Misoteísmo

Odio a Dios o a Dioses.

Misoteísmo (del griego μισόθεος "odiar a los dioses", unión de μίσος (misos) "odiar" y θεός (theos) "dios") es el "odio a Dios" u "odio a los dioses". En algunas variedades de politeísmo, era considerado posible infligir castigo a los dioses al dejar de adorarles.

En el monoteísmo, el sentimiento surge en el contexto de la teodicea (el problema del existencia del mal). Una expresión literaria que expresa sentimientos misoteístas es la atribuida por Goethe a su Prometeo, compuesto en 1770, contemporáneo de los primeros movimientos de ateísmo modernos.

Algunas interpretaciones dualistas de las religiones abrahámicas concluyen que los demonios son similares a dioses, bajo el concepto de deidad de esas religiones. En ese contexto, el misoteísmo es aplicado solo a la mitad de las deidades de dicha religión.
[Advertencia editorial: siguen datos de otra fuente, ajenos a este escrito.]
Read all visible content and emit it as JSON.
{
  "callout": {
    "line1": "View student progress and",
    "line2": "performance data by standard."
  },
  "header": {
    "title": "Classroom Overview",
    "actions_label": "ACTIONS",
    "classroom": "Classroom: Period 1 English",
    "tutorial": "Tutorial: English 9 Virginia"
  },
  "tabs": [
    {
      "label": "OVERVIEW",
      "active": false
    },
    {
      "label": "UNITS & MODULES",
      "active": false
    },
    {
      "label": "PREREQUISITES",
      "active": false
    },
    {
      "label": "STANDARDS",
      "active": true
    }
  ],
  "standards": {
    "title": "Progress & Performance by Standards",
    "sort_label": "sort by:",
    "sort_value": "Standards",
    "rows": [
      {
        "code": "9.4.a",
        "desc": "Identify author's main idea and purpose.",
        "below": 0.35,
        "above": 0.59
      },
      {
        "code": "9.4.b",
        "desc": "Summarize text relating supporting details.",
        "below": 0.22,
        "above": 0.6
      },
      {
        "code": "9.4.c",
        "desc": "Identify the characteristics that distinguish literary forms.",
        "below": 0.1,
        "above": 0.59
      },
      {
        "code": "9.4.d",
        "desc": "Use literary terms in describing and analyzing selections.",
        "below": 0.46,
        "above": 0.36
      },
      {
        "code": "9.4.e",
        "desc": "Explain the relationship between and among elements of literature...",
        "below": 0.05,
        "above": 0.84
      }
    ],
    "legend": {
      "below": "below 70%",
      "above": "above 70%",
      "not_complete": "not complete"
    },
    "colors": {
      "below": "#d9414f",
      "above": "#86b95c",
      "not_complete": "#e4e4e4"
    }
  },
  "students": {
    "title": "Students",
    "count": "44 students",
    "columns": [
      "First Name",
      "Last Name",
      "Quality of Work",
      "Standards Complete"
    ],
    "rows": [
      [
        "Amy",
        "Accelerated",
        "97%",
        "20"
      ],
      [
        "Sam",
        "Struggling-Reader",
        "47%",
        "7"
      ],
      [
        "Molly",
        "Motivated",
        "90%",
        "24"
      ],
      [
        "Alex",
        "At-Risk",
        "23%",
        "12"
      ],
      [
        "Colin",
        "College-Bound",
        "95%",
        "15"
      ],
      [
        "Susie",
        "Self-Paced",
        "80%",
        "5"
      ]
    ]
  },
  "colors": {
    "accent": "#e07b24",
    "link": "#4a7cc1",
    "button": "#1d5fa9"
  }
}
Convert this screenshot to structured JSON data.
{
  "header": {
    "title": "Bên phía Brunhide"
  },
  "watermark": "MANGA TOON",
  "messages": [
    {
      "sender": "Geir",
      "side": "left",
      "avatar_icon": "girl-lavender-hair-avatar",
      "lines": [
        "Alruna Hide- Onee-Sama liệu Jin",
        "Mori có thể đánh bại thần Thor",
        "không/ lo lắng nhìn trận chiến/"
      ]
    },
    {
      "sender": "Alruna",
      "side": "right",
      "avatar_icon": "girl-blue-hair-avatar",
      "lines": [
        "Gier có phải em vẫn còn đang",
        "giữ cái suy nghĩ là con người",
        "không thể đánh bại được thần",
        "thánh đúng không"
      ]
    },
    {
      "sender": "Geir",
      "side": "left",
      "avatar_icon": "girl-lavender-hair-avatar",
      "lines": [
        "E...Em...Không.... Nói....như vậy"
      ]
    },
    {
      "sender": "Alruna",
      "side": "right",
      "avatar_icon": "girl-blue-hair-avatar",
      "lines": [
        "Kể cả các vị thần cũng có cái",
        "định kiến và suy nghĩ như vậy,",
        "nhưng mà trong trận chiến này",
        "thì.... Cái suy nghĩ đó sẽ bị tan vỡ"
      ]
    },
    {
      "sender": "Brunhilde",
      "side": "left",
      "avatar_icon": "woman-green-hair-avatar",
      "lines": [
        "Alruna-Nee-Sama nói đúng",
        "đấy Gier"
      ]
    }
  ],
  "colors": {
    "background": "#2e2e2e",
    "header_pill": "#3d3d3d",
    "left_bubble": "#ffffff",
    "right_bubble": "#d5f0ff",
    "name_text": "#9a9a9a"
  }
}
Es un concepto relacionado con el de malteísmo (disteísmo), la creencia de que Dios existe, pero no es completamente bueno y que es posiblemente malo. Muchas deidades politeístas, desde épocas prehistóricas, se han catalogado como ni buenas ni malas, o poseyendo ambas características. A pesar de ello el disteísmo es normalmente utilizado en referencia a Dios, la deidad omnipotente de las creencias monoteístas. De hecho, la moral absoluta del bien y el mal ha sido siempre un paralelo recurrente dentro del monoteísmo. En concepciones de Dios como el summum bonum, la afirmación de que Dios no es totalmente bueno sería una contradicción.

HistoriaEditar

El término aparece registrado por primera vez en 1907. La palabra inglesa parece ser un término acuñado por Thomas de Quincey en 1846.